Id. at 1278. No matter how Famous attempts to frame its action against the third parties, it cannot disguise the fact that it is attempting to push its way to the front of the line of creditors, rather than seeking redress for a unique injury. The policies animating the bankruptcy code forbid such an action. The appeal is dismissed.
IT IS SO ORDERED.
Notes
. Title 28 U.S.C. § 158 (Supp. II 1984) provides in pertinent part:
(a) The district courts of the United States shall have jurisdiction to hear appeals from final judgments, orders, and decrees, and, with leave of the court, from interlocutory orders and decrees, of bankruptcy judges entered in cases and proceedings referred to the bankruptcy judges under section 157 of this title. An appeal under this subsection shall be taken only to the district court for the judicial district in which the bankruptcy judge is serving.
******
(c) An appeal under subsection[] (a) ... of this section shall be taken in the same manner as appeals in civil proceedings generally are taken to the courts of appeals from the district courts and in the time provided by Rule 8002 of the Bankruptcy Rules.

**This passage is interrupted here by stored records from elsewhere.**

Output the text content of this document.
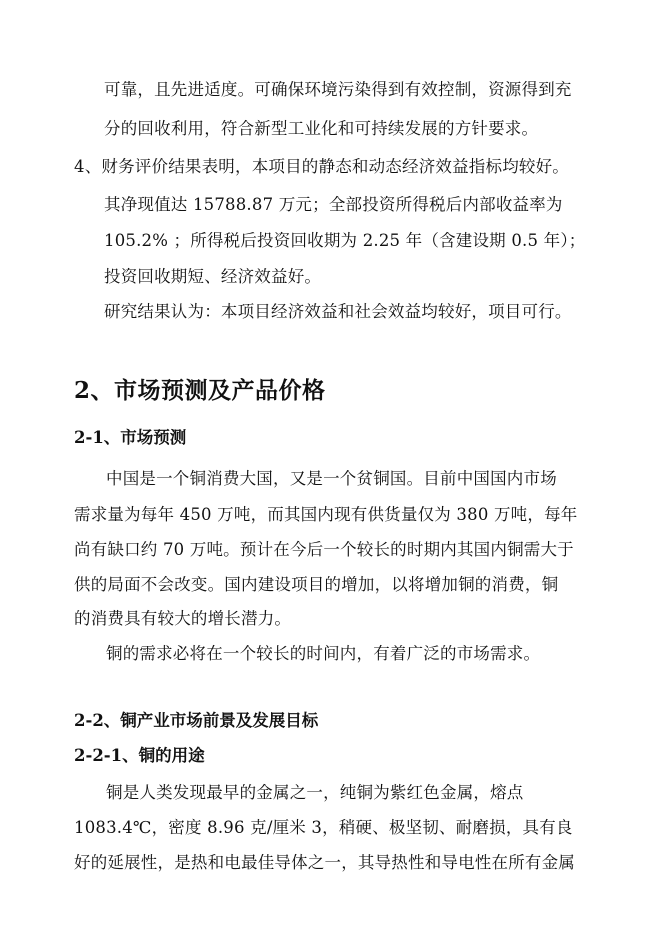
可靠，且先进适度。可确保环境污染得到有效控制，资源得到充
分的回收利用，符合新型工业化和可持续发展的方针要求。
4、财务评价结果表明，本项目的静态和动态经济效益指标均较好。
其净现值达 15788.87 万元；全部投资所得税后内部收益率为
105.2% ；所得税后投资回收期为 2.25 年（含建设期 0.5 年）；
投资回收期短、经济效益好。
研究结果认为：本项目经济效益和社会效益均较好，项目可行。
2、市场预测及产品价格
2-1、市场预测
中国是一个铜消费大国，又是一个贫铜国。目前中国国内市场
需求量为每年 450 万吨，而其国内现有供货量仅为 380 万吨，每年
尚有缺口约 70 万吨。预计在今后一个较长的时期内其国内铜需大于
供的局面不会改变。国内建设项目的增加，以将增加铜的消费，铜
的消费具有较大的增长潜力。
铜的需求必将在一个较长的时间内，有着广泛的市场需求。
2-2、铜产业市场前景及发展目标
2-2-1、铜的用途
铜是人类发现最早的金属之一，纯铜为紫红色金属，熔点
1083.4℃，密度 8.96 克/厘米 3，稍硬、极坚韧、耐磨损，具有良
好的延展性，是热和电最佳导体之一，其导热性和导电性在所有金属
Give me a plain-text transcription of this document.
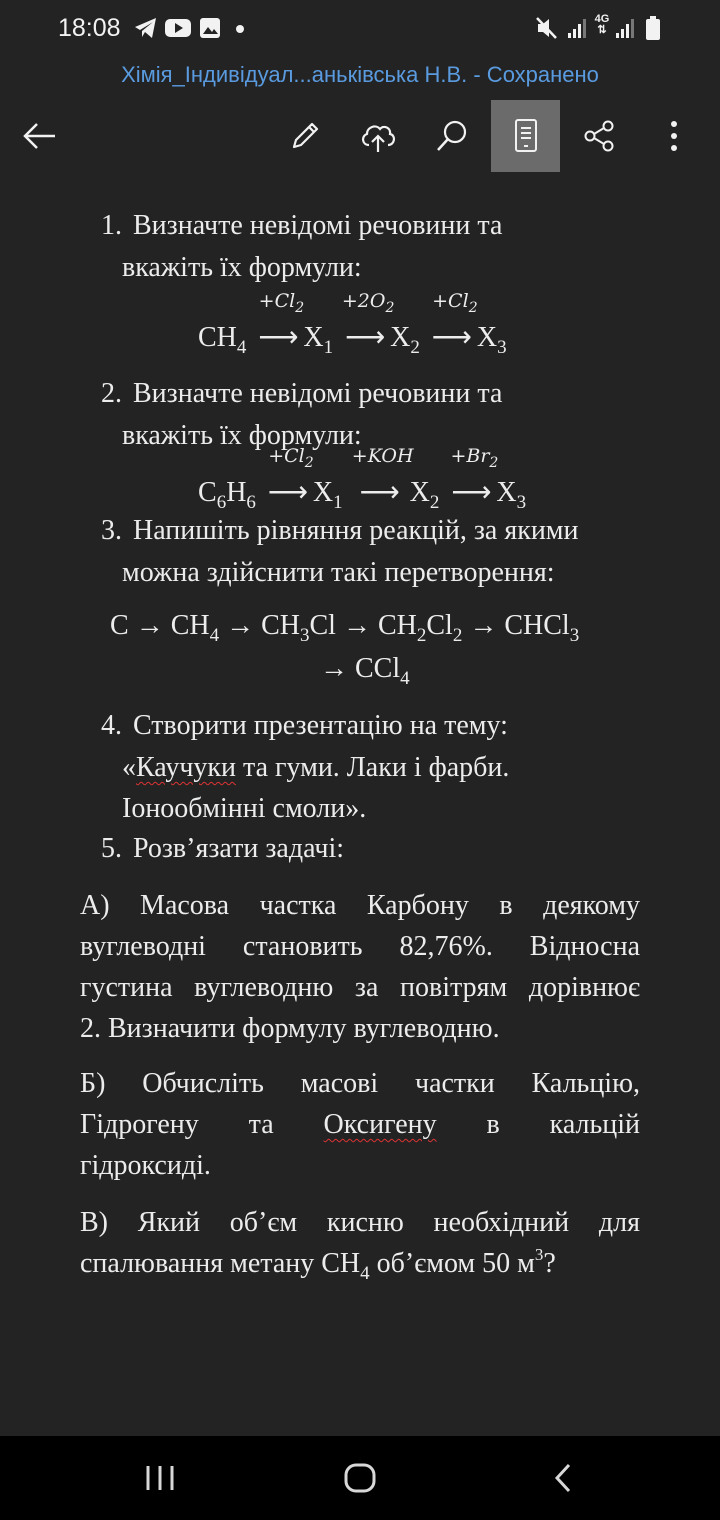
18:08	4G
⇅
Хімія_Індивідуал...аньківська Н.В. - Сохранено
1. Визначте невідомі речовини та
вкажіть їх формули:
$CH_4$
$+Cl_2$
⟶ $X_1$
$+2O_2$
⟶ $X_2$
$+Cl_2$
⟶ $X_3$
2. Визначте невідомі речовини та
вкажіть їх формули:
$C_6H_6$
$+Cl_2$
⟶ $X_1$
+KOH
⟶ $X_2$
$+Br_2$
⟶ $X_3$
3. Напишіть рівняння реакцій, за якими
можна здійснити такі перетворення:
$C \to CH_4 \to CH_3Cl \to CH_2Cl_2$ → CHCl$_3$
→ CCl$_4$
4. Створити презентацію на тему:
«Каучуки та гуми. Лаки і фарби.
Іонообмінні смоли».
5. Розв’язати задачі:
А) Масова частка Карбону в деякому
вуглеводні становить 82,76%. Відносна
густина вуглеводню за повітрям дорівнює
2. Визначити формулу вуглеводню.
Б) Обчисліть масові частки Кальцію,
Гідрогену та Оксигену в кальцій
гідроксиді.
В) Який об’єм кисню необхідний для
спалювання метану $СН_4$ об’ємом 50 $м^3$?
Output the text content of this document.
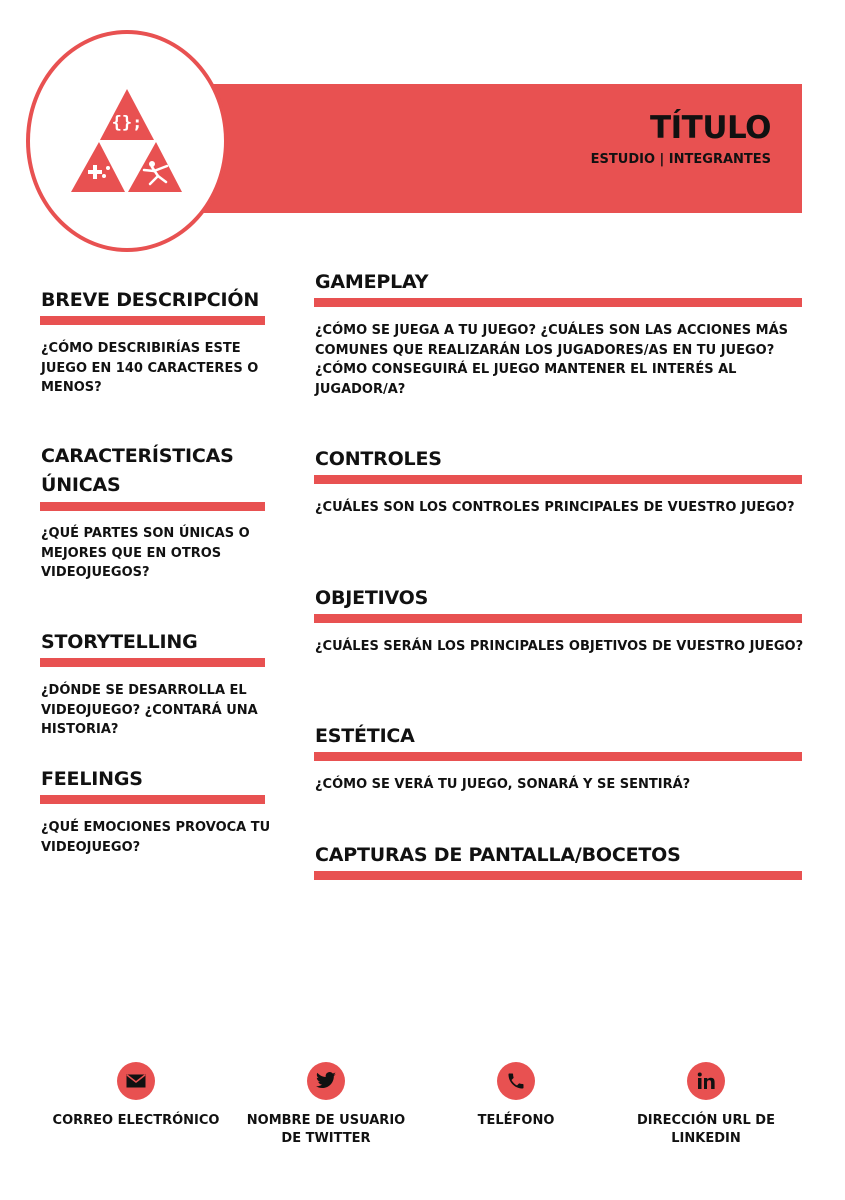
TÍTULO
ESTUDIO | INTEGRANTES
{};
BREVE DESCRIPCIÓN
¿CÓMO DESCRIBIRÍAS ESTE JUEGO EN 140 CARACTERES O MENOS?
CARACTERÍSTICAS ÚNICAS
¿QUÉ PARTES SON ÚNICAS O MEJORES QUE EN OTROS VIDEOJUEGOS?
STORYTELLING
¿DÓNDE SE DESARROLLA EL VIDEOJUEGO? ¿CONTARÁ UNA HISTORIA?
FEELINGS
¿QUÉ EMOCIONES PROVOCA TU VIDEOJUEGO?
GAMEPLAY
¿CÓMO SE JUEGA A TU JUEGO? ¿CUÁLES SON LAS ACCIONES MÁS COMUNES QUE REALIZARÁN LOS JUGADORES/AS EN TU JUEGO? ¿CÓMO CONSEGUIRÁ EL JUEGO MANTENER EL INTERÉS AL JUGADOR/A?
CONTROLES
¿CUÁLES SON LOS CONTROLES PRINCIPALES DE VUESTRO JUEGO?
OBJETIVOS
¿CUÁLES SERÁN LOS PRINCIPALES OBJETIVOS DE VUESTRO JUEGO?
ESTÉTICA
¿CÓMO SE VERÁ TU JUEGO, SONARÁ Y SE SENTIRÁ?
CAPTURAS DE PANTALLA/BOCETOS
CORREO ELECTRÓNICO	NOMBRE DE USUARIO DE TWITTER
TELÉFONO	DIRECCIÓN URL DE LINKEDIN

. Although Famous states five issues upon appeal, the Court finds that four of these issues are actually the same one which the Court has enunciated above. The first issue, “Whether the Bankruptcy Court erred in determining that the debtor filed its motion for contempt against Respondent-Famous only after several unsuccessful attempts in having Famous withdraw its complaint," is moot, as the bankruptcy court dismissed Central’s motion for contempt.
. It appears that Famous’ use of the term “personal liability” is imprecise and is meant to signify remedies in addition to return of the fraudulently transferred property or its value. Famous’ arguments with respect to additional remedies are treated below, but they must be divorced from the incorrect label of "personal liability” to avoid confusion.